Stephen Gates, Chief Research Intelligence Analyst at NSFOCUS IB:
“When observing the common motivations for DDoS attacks, the Necurs Botnet having functioning DDoS modules does not make a great deal of sense. Being focused on generating phishing revenue for hackers via Trojan infections and ransomware, most cannot imagine why hackers would include a DDoS module on Necurs botnet infected machines. If the DDoS functionality was ever used, it would likely gain the attention of law enforcement officials, primarily due to its firepower capabilities. One possible motivation was to use the botnet to sell DDoS-for-Hire services, but that seems unlikely.

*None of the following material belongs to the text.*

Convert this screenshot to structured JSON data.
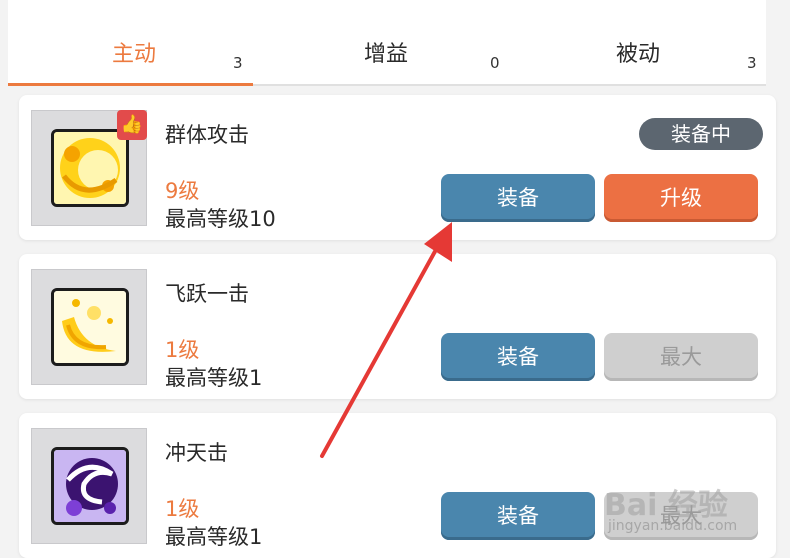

“Another possible motivation could be centered around a “going down in a blaze of glory” mentality. Many hackers understand that as law enforcement gets closer to shutting down their operations, many would like to cause as much havoc as possible before they’re completely taken offline. They do this as a last ditch effort of gaining additional underground notoriety; while at the same time hoping to cover some of their tracks. Using this botnet for a massive DDoS attack could possibly accomplish both.”